Some of the earliest research on stress established the existence of what we know today as the “fight-or-flight” response. That is, when a person experiences a shock or merely perceives a threat, the body quickly releases hormones that help it to survive. The physiological effects of these hormones essentially prepare us to either “fight” the stressor or “flee” or runaway from it. It’s not just life-threatening events that trigger this reaction – we experience it most any time something unexpected happens or when something frustrates our goals. When the threat is small, our response is small and we often do not notice it among the many other distractions of a stressful situation. So, small work pressures might be having a snowball effect and causing these mood changes.

Even small pressures can have big, cumulative effects.

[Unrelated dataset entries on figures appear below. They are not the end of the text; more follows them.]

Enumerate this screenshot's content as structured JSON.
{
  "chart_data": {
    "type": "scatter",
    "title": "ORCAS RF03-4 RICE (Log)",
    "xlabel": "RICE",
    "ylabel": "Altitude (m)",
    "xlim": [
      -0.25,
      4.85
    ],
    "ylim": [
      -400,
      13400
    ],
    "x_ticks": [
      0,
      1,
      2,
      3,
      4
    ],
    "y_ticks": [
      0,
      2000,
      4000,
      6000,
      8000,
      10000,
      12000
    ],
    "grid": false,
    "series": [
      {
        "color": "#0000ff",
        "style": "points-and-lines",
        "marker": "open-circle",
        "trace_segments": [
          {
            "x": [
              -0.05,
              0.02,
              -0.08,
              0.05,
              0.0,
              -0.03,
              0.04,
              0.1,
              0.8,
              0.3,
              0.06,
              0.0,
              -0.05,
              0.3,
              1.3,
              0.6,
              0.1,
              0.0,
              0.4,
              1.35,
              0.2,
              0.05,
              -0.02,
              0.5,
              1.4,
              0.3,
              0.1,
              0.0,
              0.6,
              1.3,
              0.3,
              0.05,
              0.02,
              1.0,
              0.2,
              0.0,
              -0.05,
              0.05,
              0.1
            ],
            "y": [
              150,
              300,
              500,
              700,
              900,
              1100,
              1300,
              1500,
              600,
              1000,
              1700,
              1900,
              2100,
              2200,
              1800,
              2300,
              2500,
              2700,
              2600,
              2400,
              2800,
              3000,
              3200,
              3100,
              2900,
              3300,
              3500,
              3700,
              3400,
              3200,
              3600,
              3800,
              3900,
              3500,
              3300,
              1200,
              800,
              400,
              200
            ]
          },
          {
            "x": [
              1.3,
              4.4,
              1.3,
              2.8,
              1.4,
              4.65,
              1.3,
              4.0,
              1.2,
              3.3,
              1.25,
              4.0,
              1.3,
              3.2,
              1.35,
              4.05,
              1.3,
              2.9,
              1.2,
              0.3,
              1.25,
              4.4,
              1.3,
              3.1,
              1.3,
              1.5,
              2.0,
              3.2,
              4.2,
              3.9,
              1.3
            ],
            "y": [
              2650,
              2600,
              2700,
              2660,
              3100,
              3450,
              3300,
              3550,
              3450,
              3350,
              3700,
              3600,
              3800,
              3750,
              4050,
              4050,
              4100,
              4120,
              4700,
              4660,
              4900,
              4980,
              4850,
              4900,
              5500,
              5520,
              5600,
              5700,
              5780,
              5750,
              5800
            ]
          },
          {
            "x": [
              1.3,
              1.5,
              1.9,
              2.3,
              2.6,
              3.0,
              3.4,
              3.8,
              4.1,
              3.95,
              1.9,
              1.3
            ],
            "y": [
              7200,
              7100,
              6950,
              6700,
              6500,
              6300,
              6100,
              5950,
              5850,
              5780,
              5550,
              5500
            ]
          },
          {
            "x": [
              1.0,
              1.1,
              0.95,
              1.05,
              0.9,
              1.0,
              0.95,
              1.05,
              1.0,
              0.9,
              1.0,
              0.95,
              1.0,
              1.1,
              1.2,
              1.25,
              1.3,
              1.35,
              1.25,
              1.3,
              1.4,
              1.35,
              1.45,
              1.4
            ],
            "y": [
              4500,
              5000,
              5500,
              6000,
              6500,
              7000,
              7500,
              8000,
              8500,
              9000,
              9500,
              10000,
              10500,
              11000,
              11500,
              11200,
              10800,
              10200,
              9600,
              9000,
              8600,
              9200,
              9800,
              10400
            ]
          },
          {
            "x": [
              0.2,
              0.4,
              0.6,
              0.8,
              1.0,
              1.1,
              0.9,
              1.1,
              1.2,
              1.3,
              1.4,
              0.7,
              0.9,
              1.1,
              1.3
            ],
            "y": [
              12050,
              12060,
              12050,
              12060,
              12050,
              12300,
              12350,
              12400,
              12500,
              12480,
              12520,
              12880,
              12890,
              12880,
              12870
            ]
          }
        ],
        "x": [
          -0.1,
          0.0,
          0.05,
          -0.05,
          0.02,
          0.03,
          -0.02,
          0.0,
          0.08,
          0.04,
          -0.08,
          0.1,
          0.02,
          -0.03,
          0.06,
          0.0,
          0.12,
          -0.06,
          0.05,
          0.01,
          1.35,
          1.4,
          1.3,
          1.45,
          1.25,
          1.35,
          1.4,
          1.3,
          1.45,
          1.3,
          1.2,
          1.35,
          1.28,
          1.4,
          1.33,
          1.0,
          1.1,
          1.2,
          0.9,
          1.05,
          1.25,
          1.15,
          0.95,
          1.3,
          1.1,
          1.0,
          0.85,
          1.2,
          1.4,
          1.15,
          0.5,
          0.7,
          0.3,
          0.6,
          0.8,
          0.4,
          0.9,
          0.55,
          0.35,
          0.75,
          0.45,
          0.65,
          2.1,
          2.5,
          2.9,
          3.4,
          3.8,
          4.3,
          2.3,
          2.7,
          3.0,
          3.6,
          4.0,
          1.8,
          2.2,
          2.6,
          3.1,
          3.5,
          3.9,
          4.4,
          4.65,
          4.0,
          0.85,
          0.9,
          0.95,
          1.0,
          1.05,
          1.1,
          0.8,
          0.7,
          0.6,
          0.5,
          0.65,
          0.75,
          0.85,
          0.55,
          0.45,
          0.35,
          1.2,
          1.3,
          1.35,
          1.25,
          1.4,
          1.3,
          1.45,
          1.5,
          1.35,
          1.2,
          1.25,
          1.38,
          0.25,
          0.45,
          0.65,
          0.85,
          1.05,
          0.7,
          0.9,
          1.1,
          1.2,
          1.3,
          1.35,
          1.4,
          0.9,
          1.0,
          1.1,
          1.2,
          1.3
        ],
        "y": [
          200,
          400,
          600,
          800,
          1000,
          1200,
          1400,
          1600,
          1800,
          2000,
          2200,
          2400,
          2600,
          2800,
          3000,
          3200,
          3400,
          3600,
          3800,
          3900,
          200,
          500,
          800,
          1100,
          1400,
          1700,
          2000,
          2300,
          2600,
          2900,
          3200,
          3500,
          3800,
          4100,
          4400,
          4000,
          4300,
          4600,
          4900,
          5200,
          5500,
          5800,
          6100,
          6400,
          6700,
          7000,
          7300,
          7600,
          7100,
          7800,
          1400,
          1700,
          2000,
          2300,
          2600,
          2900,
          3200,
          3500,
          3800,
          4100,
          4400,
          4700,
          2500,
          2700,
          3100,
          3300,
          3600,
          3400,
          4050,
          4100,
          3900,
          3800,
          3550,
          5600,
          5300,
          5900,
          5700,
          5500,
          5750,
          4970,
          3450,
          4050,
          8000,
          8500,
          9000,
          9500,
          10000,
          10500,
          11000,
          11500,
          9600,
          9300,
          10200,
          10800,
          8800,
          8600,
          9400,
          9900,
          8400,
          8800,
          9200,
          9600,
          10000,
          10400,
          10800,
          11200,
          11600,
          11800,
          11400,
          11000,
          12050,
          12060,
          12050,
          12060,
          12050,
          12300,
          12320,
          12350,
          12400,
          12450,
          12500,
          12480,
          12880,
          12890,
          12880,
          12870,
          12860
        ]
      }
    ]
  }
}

For example, your previously good mood might slowly or abruptly transform into more negative feelings like anxiety, jumpiness, or irritability. There are very few situations in modern working life where this response is useful. Most situations benefit from a calm, rational, controlled and socially sensitive approach. The same is true for online dating and interacting with others in social settings. If your mood changes are significant, then you might be experiencing work burnout. See if any of the following symptoms sound familiar:

1. Chronic fatigue - exhaustion, tiredness, a sense of being physically run down.

2. Anger at those making demands.

3. Self-criticism for putting up with the demands.

4. Cynicism, negativity, and irritability.

5. A sense of being besieged.

6. Exploding easily at seemingly inconsequential things.

7. Frequent headaches and gastrointestinal disturbances.

8. Weight loss or gain.

9. Sleeplessness and depression.

10. Shortness of breath.

11. Suspiciousness.

12. Feelings of helplessness.

13. Increased degree of risk taking.

If those do sound familiar, I recommend speaking to your doctor. In the short term, we need to keep fight-or-flight responses under control to be effective in our jobs and successful in our online and offline dating exploits. In the long term we need to keep it under control to avoid problems of poor health and burnout.